Effect: If there is a byte in the UART read buffer, this command will remove it from the buffer and load it into the mega168’s SPDR (SPI data register). Sending a second byte over the SPI once the value is loaded (either the NULL command or some junk data byte) will transfer the UART byte to to the 644’s SPDR. It is recommended you do not begin transmission of this second byte until 3 us after the transmission of the command byte has completed. This is to make sure the mega168 has time to load the SPDR.
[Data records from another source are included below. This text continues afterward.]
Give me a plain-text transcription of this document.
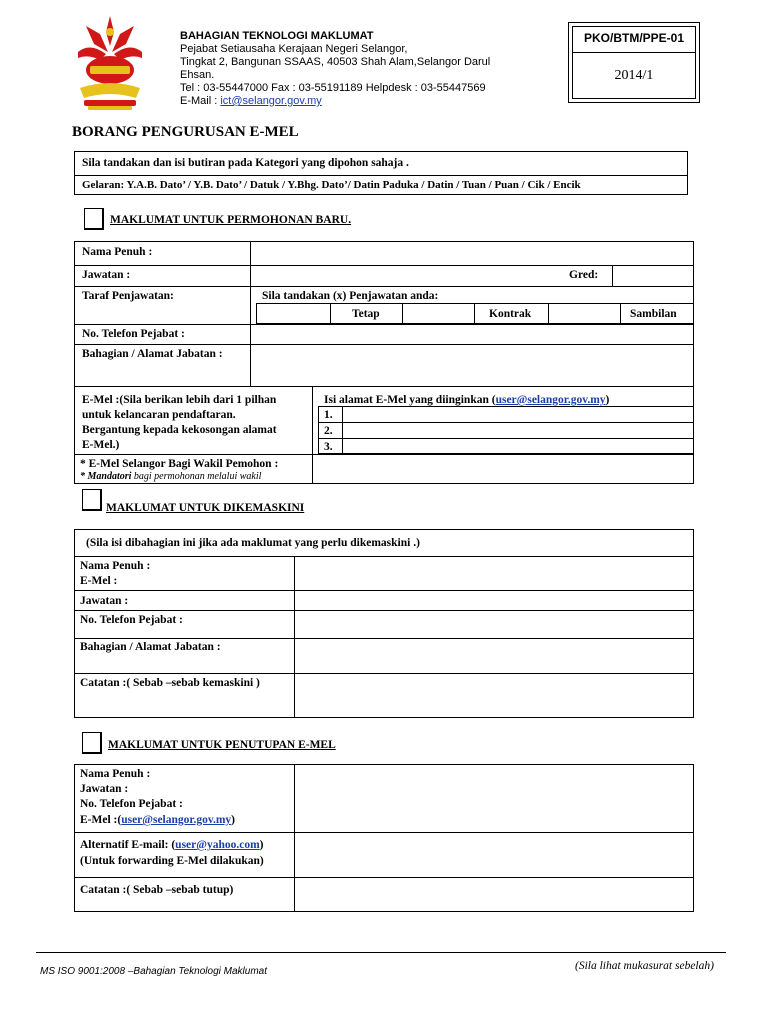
BAHAGIAN TEKNOLOGI MAKLUMAT
Pejabat Setiausaha Kerajaan Negeri Selangor,
Tingkat 2, Bangunan SSAAS, 40503 Shah Alam,Selangor Darul
Ehsan.
Tel : 03-55447000 Fax : 03-55191189 Helpdesk : 03-55447569
E-Mail : ict@selangor.gov.my
PKO/BTM/PPE-01
2014/1
BORANG PENGURUSAN E-MEL
Sila tandakan dan isi butiran pada Kategori yang dipohon sahaja .
Gelaran: Y.A.B. Dato’ / Y.B. Dato’ / Datuk / Y.Bhg. Dato’/ Datin Paduka / Datin / Tuan / Puan / Cik / Encik
MAKLUMAT UNTUK PERMOHONAN BARU.
Nama Penuh :
Jawatan :	Gred:
Taraf Penjawatan:	Sila tandakan (x) Penjawatan anda:
Tetap	Kontrak	Sambilan
No. Telefon Pejabat :
Bahagian / Alamat Jabatan :
E-Mel :(Sila berikan lebih dari 1 pilhan
untuk kelancaran pendaftaran.
Bergantung kepada kekosongan alamat
E-Mel.)
Isi alamat E-Mel yang diinginkan (user@selangor.gov.my)
1.
2.
3.
* E-Mel Selangor Bagi Wakil Pemohon :
* Mandatori bagi permohonan melalui wakil
MAKLUMAT UNTUK DIKEMASKINI
(Sila isi dibahagian ini jika ada maklumat yang perlu dikemaskini .)
Nama Penuh :
E-Mel :
Jawatan :
No. Telefon Pejabat :
Bahagian / Alamat Jabatan :
Catatan :( Sebab –sebab kemaskini )
MAKLUMAT UNTUK PENUTUPAN E-MEL
Nama Penuh :
Jawatan :
No. Telefon Pejabat :
E-Mel :(user@selangor.gov.my)
Alternatif E-mail: (user@yahoo.com)
(Untuk forwarding E-Mel dilakukan)
Catatan :( Sebab –sebab tutup)
MS ISO 9001:2008 –Bahagian Teknologi Maklumat	(Sila lihat mukasurat sebelah)
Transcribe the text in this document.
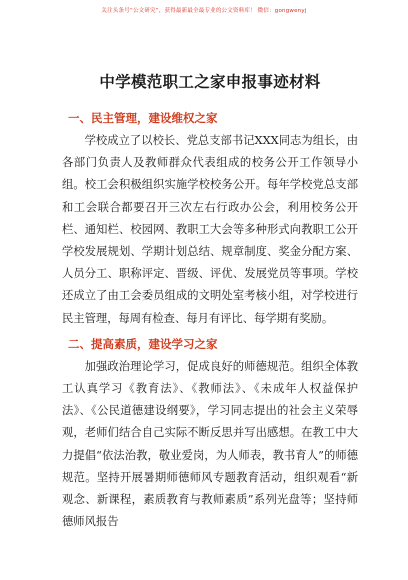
关注头条号“公文研究”，获得最新最全最专业的公文资料库！ 微信：gongwenyj
中学模范职工之家申报事迹材料
一、民主管理，建设维权之家

学校成立了以校长、党总支部书记XXX同志为组长，由各部门负责人及教师群众代表组成的校务公开工作领导小组。校工会积极组织实施学校校务公开。每年学校党总支部和工会联合都要召开三次左右行政办公会，利用校务公开栏、通知栏、校园网、教职工大会等多种形式向教职工公开学校发展规划、学期计划总结、规章制度、奖金分配方案、人员分工、职称评定、晋级、评优、发展党员等事项。学校还成立了由工会委员组成的文明处室考核小组，对学校进行民主管理，每周有检查、每月有评比、每学期有奖励。

二、提高素质，建设学习之家

加强政治理论学习，促成良好的师德规范。组织全体教工认真学习《教育法》、《教师法》、《未成年人权益保护法》、《公民道德建设纲要》，学习同志提出的社会主义荣辱观，老师们结合自己实际不断反思并写出感想。在教工中大力提倡“依法治教，敬业爱岗，为人师表，教书育人”的师德规范。坚持开展暑期师德师风专题教育活动，组织观看“新观念、新课程，素质教育与教师素质”系列光盘等；坚持师德师风报告
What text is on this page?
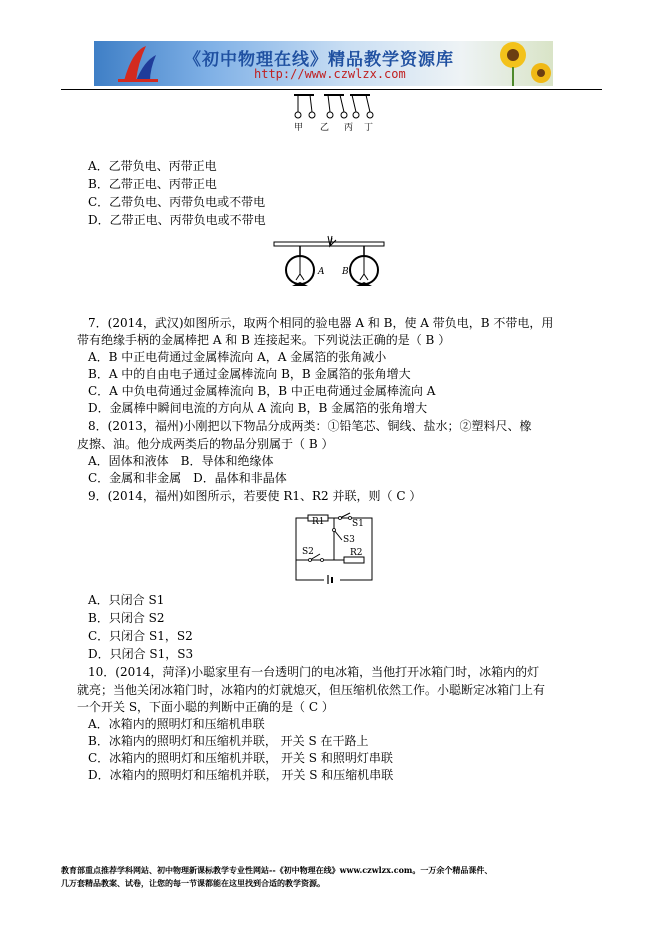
《初中物理在线》精品教学资源库
http://www.czwlzx.com
甲 乙 丙 丁
A．乙带负电、丙带正电
B．乙带正电、丙带正电
C．乙带负电、丙带负电或不带电
D．乙带正电、丙带负电或不带电
A B
7．(2014，武汉)如图所示，取两个相同的验电器 A 和 B，使 A 带负电，B 不带电，用
带有绝缘手柄的金属棒把 A 和 B 连接起来。下列说法正确的是（ B ）
A．B 中正电荷通过金属棒流向 A，A 金属箔的张角减小
B．A 中的自由电子通过金属棒流向 B，B 金属箔的张角增大
C．A 中负电荷通过金属棒流向 B，B 中正电荷通过金属棒流向 A
D．金属棒中瞬间电流的方向从 A 流向 B，B 金属箔的张角增大
8．(2013，福州)小刚把以下物品分成两类：①铅笔芯、铜线、盐水；②塑料尺、橡
皮擦、油。他分成两类后的物品分别属于（ B ）
A．固体和液体　B．导体和绝缘体
C．金属和非金属　D．晶体和非晶体
9．(2014，福州)如图所示，若要使 R1、R2 并联，则（ C ）
R1	S1
S3
S2	R2
A．只闭合 S1
B．只闭合 S2
C．只闭合 S1，S2
D．只闭合 S1，S3
10．(2014，菏泽)小聪家里有一台透明门的电冰箱，当他打开冰箱门时，冰箱内的灯
就亮；当他关闭冰箱门时，冰箱内的灯就熄灭，但压缩机依然工作。小聪断定冰箱门上有
一个开关 S，下面小聪的判断中正确的是（ C ）
A．冰箱内的照明灯和压缩机串联
B．冰箱内的照明灯和压缩机并联， 开关 S 在干路上
C．冰箱内的照明灯和压缩机并联， 开关 S 和照明灯串联
D．冰箱内的照明灯和压缩机并联， 开关 S 和压缩机串联
教育部重点推荐学科网站、初中物理新课标教学专业性网站--《初中物理在线》www.czwlzx.com。一万余个精品课件、
几万套精品教案、试卷，让您的每一节课都能在这里找到合适的教学资源。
The UART read buffer is a 32-byte circular buffer that is automatically populated by the mega168 as data comes in over the UART. It is important you verify the read buffer actually has data before initiating a read as reading from an empty buffer will simply return junk. When the read buffer contains a certain amount of bytes, the mega168 status byte has its STATUS_UART_READ_READY bit set and the attention line is set. The number of bytes it takes to trigger this status change defaults to one and can be set by the Set Read Ready Size command (227—Section 3.c.06). The number of unread bytes in the read buffer can be obtained at any time by sending the Get Number of Bytes in Read Buffer command (223—Section 3.c.05).
If a read error occurs when the mega168 is attempting to read a packet over the UART, the mega168’s status byte has its STATUS_UART_ERROR bit set and the attention line is set. The UART error byte is set to reflect the nature of the read error: read buffer overrun, frame error, data overrun, or parity error. A read buffer overrun occurs if a byte comes in over the UART when the 32-byte read buffer is full. The other errors are generated automatically by the UART and obtained from the UART control and status register UCSR0A. The UART error byte can be read by sending the Get UART Error command (252—Section 3.c.07).